L’absence de règles strictes laisse la part belle à la diplomatie et aux jeux d’influence. Les membres actuels, soucieux de préserver un équilibre régional, évaluent les candidatures selon plusieurs prismes, économique, politique, géostratégique. En toile de fond, chaque intégration vise à renforcer la capacité du groupe à faire contrepoids aux institutions financières internationales, comme le FMI ou la Banque mondiale.

Jeunes adultes discutant autour d une table avec cartes et tablettes

Enjeux économiques et géopolitiques : quelles conséquences pour l’ordre mondial ?

L’élargissement des BRICS rebat les cartes des alliances mondiales. Face au G7, les nouveaux membres entendent instaurer un nouvel équilibre. La montée en puissance de ces économies change la donne : le PIB cumulé, en parité de pouvoir d’achat, surpasse désormais celui des puissances occidentales. Les dirigeants, de Lula à Poutine, affichent leur ambition : devenir un contrepoids crédible aux institutions dominées par l’Occident, telles la Banque mondiale ou le FMI.

La Nouvelle banque de développement (NDB) incarne cette volonté de rupture. Pensée pour financer des infrastructures et soutenir des projets régionaux, elle offre aux pays émergents une source de financement sans les conditionnalités politiques du FMI ou de la Banque mondiale. Cette flexibilité séduit, notamment en Afrique et en Asie, où la recherche de souveraineté guide les choix.

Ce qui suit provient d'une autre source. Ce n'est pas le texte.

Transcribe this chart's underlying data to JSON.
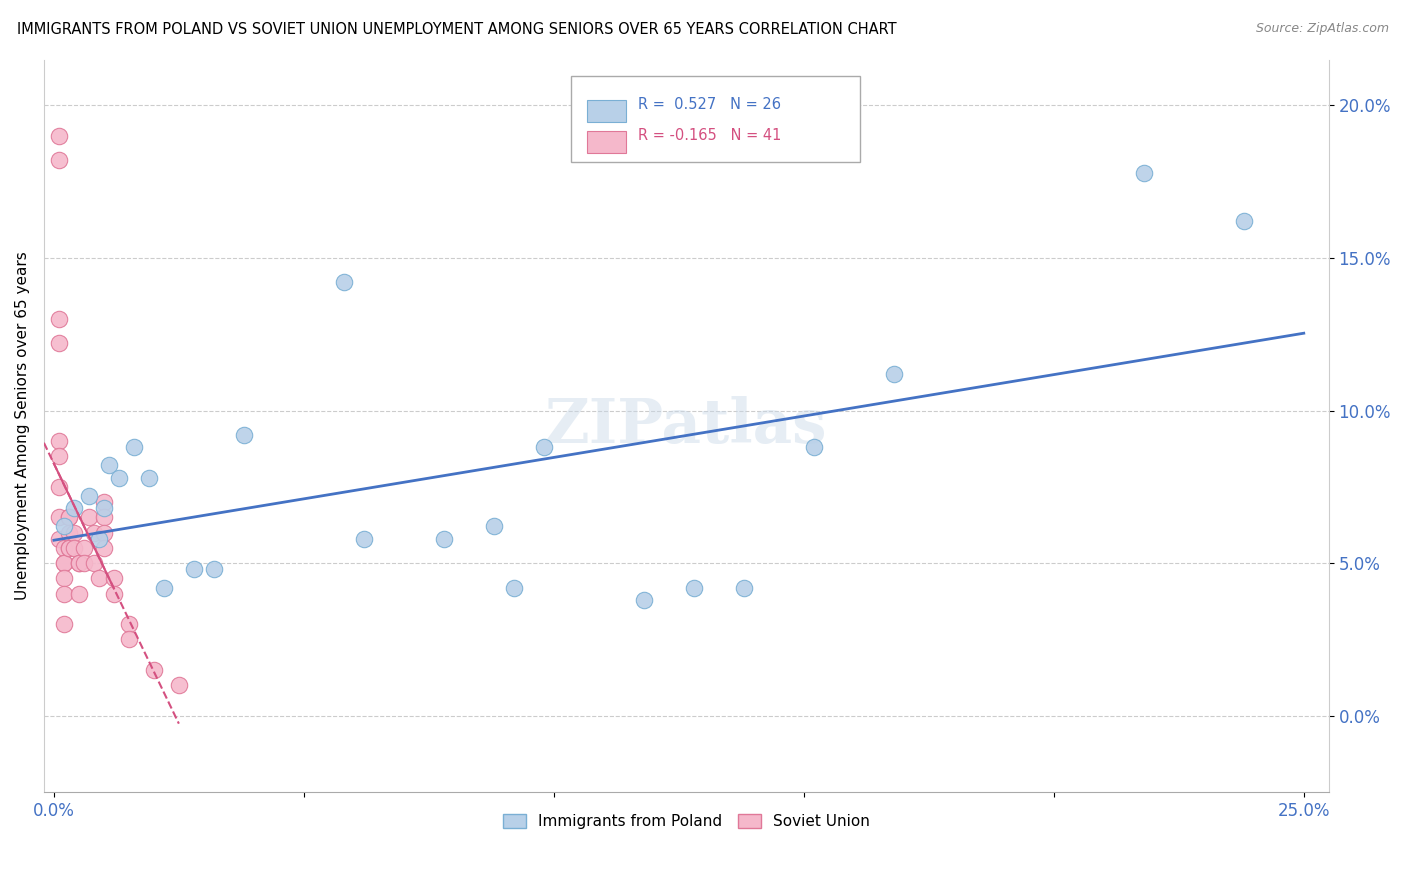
{
  "title": "IMMIGRANTS FROM POLAND VS SOVIET UNION UNEMPLOYMENT AMONG SENIORS OVER 65 YEARS CORRELATION CHART",
  "source": "Source: ZipAtlas.com",
  "ylabel": "Unemployment Among Seniors over 65 years",
  "xlim": [
    -0.002,
    0.255
  ],
  "ylim": [
    -0.025,
    0.215
  ],
  "xtick_vals": [
    0.0,
    0.25
  ],
  "ytick_vals": [
    0.0,
    0.05,
    0.1,
    0.15,
    0.2
  ],
  "poland_color": "#b8d0e8",
  "soviet_color": "#f5b8cb",
  "poland_edge": "#7aafd4",
  "soviet_edge": "#e07898",
  "line_poland_color": "#4472c4",
  "line_soviet_color": "#d45080",
  "R_poland": 0.527,
  "N_poland": 26,
  "R_soviet": -0.165,
  "N_soviet": 41,
  "poland_x": [
    0.002,
    0.004,
    0.007,
    0.009,
    0.01,
    0.011,
    0.013,
    0.016,
    0.019,
    0.022,
    0.028,
    0.032,
    0.038,
    0.058,
    0.062,
    0.078,
    0.088,
    0.092,
    0.098,
    0.118,
    0.128,
    0.138,
    0.152,
    0.168,
    0.218,
    0.238
  ],
  "poland_y": [
    0.062,
    0.068,
    0.072,
    0.058,
    0.068,
    0.082,
    0.078,
    0.088,
    0.078,
    0.042,
    0.048,
    0.048,
    0.092,
    0.142,
    0.058,
    0.058,
    0.062,
    0.042,
    0.088,
    0.038,
    0.042,
    0.042,
    0.088,
    0.112,
    0.178,
    0.162
  ],
  "soviet_x": [
    0.001,
    0.001,
    0.001,
    0.001,
    0.001,
    0.001,
    0.001,
    0.001,
    0.001,
    0.002,
    0.002,
    0.002,
    0.002,
    0.002,
    0.002,
    0.003,
    0.003,
    0.003,
    0.003,
    0.003,
    0.004,
    0.004,
    0.005,
    0.005,
    0.005,
    0.006,
    0.006,
    0.007,
    0.008,
    0.008,
    0.009,
    0.01,
    0.01,
    0.01,
    0.01,
    0.012,
    0.012,
    0.015,
    0.015,
    0.02,
    0.025
  ],
  "soviet_y": [
    0.19,
    0.182,
    0.13,
    0.122,
    0.09,
    0.085,
    0.075,
    0.065,
    0.058,
    0.055,
    0.05,
    0.05,
    0.045,
    0.04,
    0.03,
    0.065,
    0.065,
    0.06,
    0.055,
    0.055,
    0.06,
    0.055,
    0.05,
    0.05,
    0.04,
    0.055,
    0.05,
    0.065,
    0.06,
    0.05,
    0.045,
    0.07,
    0.065,
    0.06,
    0.055,
    0.045,
    0.04,
    0.03,
    0.025,
    0.015,
    0.01
  ]
}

En renforçant leur contrôle sur les matières premières et les ressources stratégiques, notamment en Afrique et au Moyen-Orient, les BRICS disposent désormais d’un levier d’influence majeur. La diversité des profils nationaux permet de déployer des stratégies adaptées à chaque région et à chaque enjeu. Ce mouvement de fond s’observe dans les discussions sur la réforme du Conseil de sécurité de l’ONU ou au fil des débats sur les routes de la soie pilotées par Pékin.

À mesure que le cercle s’élargit, une nouvelle géographie du pouvoir se dessine. Les équilibres anciens vacillent ; l’avenir, lui, s’écrit dans la langue de ceux qui osent bousculer l’ordre établi.